At this point, it is worth noting that the imperfect nature of contracting and monitoring does not necessarily mean that the principal-agent relationship will break down. In many contracts, a small amount of moral hazard may not significantly reduce the economic benefit derived by the principal .
The Option To Walk Away
If the loss due to information asymmetry is too large despite all available contractual arrangement, then the principal always retains the option to walk away. This is of course Akerlof’s conclusion as well. In his example on health insurance for people over the age of 65, he notes that “no insurance sales may take place at any price.”
In the context of a repeated game where the principal and agent transact regularly, merely the existence of the option to walk away can mitigate the principal-agent problem. For example, let’s replace the used-car seller in Akerlof’s analysis with a fruit-seller. Even if a buyer of fruits has no knowledge of fruit quality, the seller will not sell him “lemons” as the buyer can always walk away. The seller is incentivised to maximise profits over the series of sales rather than one sale.
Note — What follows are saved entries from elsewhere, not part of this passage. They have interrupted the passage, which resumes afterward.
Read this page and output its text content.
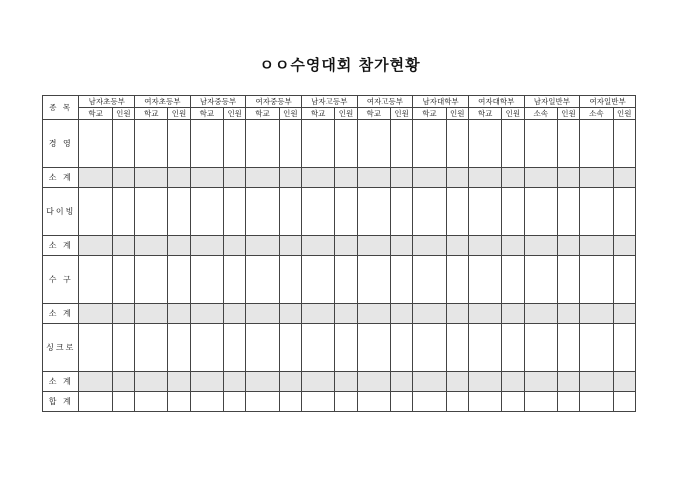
ㅇㅇ수영대회 참가현황
종 목	남자초등부		여자초등부		남자중등부		여자중등부		남자고등부		여자고등부		남자대학부		여자대학부		남자일반부		여자일반부	
	학교	인원	학교	인원	학교	인원	학교	인원	학교	인원	학교	인원	학교	인원	학교	인원	소속	인원	소속	인원
경 영																				
소 계																				
다이빙																				
소 계																				
수 구																				
소 계																				
싱크로																				
소 계																				
합 계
It is puzzling that many recent studies of the crisis neglect this option to walk away. For example,
- For example, Richard Squire analyses the asymmetric risk incentive facing shareholders in AIG and concludes that it is not cost-effective for creditors to monitor shareholders and therefore, the problem persists. But if this is indeed the case, the optimal course of action for creditors is to simply walk away.
- Arora, Borak et al conclude that banks that structure and sell CDOs can cherry-pick portfolios to include lemons in a manner undetectable by the buyer of the CDO.
I must stress that I am not disputing the arguments presented in either paper. But the information asymmetry problem cannot be the basis of a persistent, repeated principal-agent problem. Market mechanisms do not guarantee that no mistakes are made. However, they do ensure that repeated mistakes are unlikely. As the saying goes, “Fool me once, shame on you; fool me twice, shame on me.”
Indeed the break-down in the CDO market may simply be a case of the buyer having walked away. In the case of AIG, creditors have not walked away primarily due to the near-explicit guarantee accorded to them by the United States government.
Creditors have not walked away because of the guarantee of the state. Clients have walked away from complex products in many cases. But what about bank shareholders who have suffered so much in the crisis? Why have they not walked away from the sector? The answer lies in the implicit/explicit guarantee provided to bank creditors that is essentially a free lunch courtesy of the taxpayer. As I discussed in the conclusion to an earlier note:
“Principal-agent problems and conflicts between the interests of shareholders, managers and creditors are inherent in each organisation to some degree but usually, the stakeholders develop ways to mitigate such problems. If no such avenues for mitigation are feasible, they always retain the option to walk away from the relationship.
This dynamic changes significantly in the presence of a “free lunch” such as the one provided by creditor protection. In such a case, not walking away even after suffering losses is an entirely rational strategy. Each stakeholder has a positive probability of capturing part of the free lunch in the future even if he has not been able to do so in the past. In fact, shareholder optimism may well be proven correct if significant compensation restrictions are imposed on the entire industry and this increases the share of the “free lunch” flowing to them.”
The free lunch subsidy of “Too Big to Fail” and deposit insurance takes away the option to walk away, not only in the context of bank creditors but also in the context of other principal-agent problems within the industry. The problems of asymmetric information are thus allowed to persist at all levels in the industry for far longer periods than would be the case otherwise.